Troca que faz sentido

Corinthians e Fortaleza fazem troca de jogadores para a temporada

O Corinthians praticamente acertou a chegada do meia Matheus Pereira, do Fortaleza, por empréstimo até o fim da temporada. No caminho inverso, o Timão cedeu o volante Ryan, de 22 anos, também por empréstimo. Um negócio simples, direto e que, olhando com calma, faz bastante sentido para os dois lados.

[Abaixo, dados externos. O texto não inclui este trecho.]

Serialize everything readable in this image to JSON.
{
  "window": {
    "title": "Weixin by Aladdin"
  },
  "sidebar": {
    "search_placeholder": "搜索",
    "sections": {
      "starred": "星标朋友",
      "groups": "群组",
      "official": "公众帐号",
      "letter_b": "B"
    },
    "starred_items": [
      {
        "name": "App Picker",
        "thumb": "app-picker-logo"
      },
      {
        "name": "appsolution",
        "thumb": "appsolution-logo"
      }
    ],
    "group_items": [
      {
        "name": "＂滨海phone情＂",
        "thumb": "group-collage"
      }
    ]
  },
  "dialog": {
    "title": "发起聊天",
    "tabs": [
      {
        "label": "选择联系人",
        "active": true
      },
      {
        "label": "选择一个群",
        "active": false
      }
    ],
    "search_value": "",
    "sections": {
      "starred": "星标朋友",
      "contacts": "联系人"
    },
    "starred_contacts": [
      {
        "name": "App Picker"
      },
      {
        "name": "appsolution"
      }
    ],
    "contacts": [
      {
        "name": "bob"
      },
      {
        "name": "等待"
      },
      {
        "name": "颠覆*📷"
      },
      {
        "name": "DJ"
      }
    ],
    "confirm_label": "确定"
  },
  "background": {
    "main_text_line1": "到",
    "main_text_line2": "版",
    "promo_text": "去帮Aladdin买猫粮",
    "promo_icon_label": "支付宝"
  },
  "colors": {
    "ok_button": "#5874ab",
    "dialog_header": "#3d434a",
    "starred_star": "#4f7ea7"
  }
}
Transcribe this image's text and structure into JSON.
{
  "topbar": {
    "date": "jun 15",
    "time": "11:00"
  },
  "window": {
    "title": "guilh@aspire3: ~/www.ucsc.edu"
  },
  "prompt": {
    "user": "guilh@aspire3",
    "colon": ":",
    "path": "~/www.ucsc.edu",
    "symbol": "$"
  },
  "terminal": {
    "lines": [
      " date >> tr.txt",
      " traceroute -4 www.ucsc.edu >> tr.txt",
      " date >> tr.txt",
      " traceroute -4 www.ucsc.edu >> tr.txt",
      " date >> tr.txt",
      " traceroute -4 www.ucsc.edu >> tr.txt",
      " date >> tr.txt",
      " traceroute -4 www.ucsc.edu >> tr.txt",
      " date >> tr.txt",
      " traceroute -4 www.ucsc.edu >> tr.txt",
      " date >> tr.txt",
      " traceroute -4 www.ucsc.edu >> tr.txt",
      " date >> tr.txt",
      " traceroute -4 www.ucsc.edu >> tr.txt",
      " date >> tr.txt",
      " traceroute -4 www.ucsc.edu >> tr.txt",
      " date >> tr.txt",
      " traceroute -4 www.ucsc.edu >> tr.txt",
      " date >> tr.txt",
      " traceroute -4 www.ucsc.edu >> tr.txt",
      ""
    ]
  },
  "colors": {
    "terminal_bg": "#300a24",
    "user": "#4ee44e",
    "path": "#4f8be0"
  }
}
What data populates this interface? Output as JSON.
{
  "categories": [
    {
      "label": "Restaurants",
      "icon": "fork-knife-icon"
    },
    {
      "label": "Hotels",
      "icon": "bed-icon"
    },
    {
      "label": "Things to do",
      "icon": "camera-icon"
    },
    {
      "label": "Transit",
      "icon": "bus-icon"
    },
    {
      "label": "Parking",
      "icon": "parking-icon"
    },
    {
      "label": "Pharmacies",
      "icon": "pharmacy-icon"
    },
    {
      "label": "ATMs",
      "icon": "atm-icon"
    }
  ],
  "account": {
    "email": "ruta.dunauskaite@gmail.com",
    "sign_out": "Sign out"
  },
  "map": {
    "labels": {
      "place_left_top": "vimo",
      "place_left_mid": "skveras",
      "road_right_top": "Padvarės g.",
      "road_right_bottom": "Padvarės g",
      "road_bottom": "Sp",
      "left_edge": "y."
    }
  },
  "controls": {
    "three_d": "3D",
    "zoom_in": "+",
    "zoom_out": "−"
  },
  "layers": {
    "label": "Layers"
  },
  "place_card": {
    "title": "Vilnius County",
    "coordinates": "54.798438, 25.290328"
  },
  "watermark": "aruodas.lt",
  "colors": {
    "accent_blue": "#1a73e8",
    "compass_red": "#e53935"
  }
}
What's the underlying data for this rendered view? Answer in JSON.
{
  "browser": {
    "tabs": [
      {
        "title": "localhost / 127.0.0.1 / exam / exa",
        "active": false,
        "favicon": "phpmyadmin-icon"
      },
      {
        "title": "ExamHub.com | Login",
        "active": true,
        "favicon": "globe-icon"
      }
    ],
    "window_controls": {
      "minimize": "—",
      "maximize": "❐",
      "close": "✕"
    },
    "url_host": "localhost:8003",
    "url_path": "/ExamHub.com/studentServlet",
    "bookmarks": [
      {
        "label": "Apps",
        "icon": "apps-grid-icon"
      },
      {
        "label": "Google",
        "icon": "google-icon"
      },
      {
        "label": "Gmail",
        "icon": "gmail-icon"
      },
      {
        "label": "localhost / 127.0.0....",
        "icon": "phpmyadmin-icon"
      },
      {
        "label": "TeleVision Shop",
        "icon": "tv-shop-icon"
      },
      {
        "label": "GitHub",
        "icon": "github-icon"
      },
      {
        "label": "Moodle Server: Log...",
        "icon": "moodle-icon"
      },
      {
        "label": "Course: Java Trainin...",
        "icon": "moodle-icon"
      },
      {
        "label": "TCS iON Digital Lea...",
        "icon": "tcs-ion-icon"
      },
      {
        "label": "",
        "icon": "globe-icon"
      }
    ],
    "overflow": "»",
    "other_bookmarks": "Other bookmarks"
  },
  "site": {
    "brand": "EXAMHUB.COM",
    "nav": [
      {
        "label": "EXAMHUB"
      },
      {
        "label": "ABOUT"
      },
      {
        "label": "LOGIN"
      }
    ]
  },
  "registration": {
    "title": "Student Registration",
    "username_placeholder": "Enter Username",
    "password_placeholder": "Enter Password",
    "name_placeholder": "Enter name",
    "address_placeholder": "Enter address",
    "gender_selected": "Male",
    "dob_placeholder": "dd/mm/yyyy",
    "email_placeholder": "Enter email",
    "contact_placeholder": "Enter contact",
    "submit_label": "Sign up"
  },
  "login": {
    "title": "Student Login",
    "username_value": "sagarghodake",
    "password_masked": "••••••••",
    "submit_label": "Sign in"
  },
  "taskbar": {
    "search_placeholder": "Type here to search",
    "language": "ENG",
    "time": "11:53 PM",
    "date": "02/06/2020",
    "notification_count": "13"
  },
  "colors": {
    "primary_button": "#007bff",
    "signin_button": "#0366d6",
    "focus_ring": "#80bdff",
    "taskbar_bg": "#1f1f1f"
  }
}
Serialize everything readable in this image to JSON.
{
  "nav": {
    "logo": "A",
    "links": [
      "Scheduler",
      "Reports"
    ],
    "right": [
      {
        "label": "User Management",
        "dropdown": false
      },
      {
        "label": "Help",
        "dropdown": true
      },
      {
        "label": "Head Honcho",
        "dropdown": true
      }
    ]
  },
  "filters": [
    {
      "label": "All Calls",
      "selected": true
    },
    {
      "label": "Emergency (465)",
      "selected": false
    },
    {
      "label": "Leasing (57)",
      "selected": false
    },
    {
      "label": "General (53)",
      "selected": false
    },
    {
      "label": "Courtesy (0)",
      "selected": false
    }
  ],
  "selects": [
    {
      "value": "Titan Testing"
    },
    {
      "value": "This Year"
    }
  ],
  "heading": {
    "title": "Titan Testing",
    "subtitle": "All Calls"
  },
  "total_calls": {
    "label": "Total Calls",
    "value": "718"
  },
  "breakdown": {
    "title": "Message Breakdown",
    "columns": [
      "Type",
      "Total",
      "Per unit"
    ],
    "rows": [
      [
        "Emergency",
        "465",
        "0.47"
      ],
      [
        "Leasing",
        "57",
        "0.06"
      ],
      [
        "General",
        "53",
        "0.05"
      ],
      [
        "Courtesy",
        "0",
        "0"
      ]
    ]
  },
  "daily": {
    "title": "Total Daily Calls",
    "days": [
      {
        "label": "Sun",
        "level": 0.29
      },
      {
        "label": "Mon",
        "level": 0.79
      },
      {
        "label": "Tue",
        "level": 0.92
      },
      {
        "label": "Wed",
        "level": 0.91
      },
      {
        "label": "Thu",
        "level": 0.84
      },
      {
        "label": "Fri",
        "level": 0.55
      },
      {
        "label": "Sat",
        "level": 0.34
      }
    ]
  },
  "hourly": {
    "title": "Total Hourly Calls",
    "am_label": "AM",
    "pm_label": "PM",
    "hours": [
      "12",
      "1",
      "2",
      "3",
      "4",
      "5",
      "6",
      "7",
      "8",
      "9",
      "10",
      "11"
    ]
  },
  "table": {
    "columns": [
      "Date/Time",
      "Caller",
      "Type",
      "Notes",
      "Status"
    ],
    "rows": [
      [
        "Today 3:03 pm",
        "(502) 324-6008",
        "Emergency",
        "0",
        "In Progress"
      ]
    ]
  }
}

Eu, particularmente, gosto do Ryan. É jogador com cara de Corinthians: raçudo, intenso, não foge de dividida, não se esconde do jogo. O problema é que só isso não sustenta espaço em time grande. Falta refino, falta leitura, falta bola em alguns momentos. E aí entra o ponto central desse empréstimo: jogar. No Fortaleza, disputando Série B e Campeonato Cearense, o Ryan vai ter minutos, responsabilidade e contexto para evoluir. Ele tem só 22 anos. Ainda dá tempo.

Do outro lado, o Corinthians recebe um jogador pronto. Matheus Pereira tem 29 anos, é mais rodado, já passou pelo futebol europeu, voltou ao Brasil e foi um dos destaques do Fortaleza na Série A de 2025. Não é aposta, é realidade. É jogador que entende o jogo, ocupa espaço, entrega mais do que promete.

Dentro do contexto atual do time do Dorival Júnior, a troca é lógica. O Corinthians vai conseguir usar muito mais o Matheus Pereira do que vinha utilizando o Ryan. E, ao mesmo tempo, não abre mão do jovem volante em definitivo, apostando na valorização dele fora daqui.

No fim das contas, é aquele tipo de negócio raro no futebol brasileiro: sem firula, sem ilusão. Um clube ganha um jogador pronto para agora. O outro recebe um jovem com potencial para desenvolver. E o Corinthians, dessa vez, parece ter entendido exatamente o que precisava.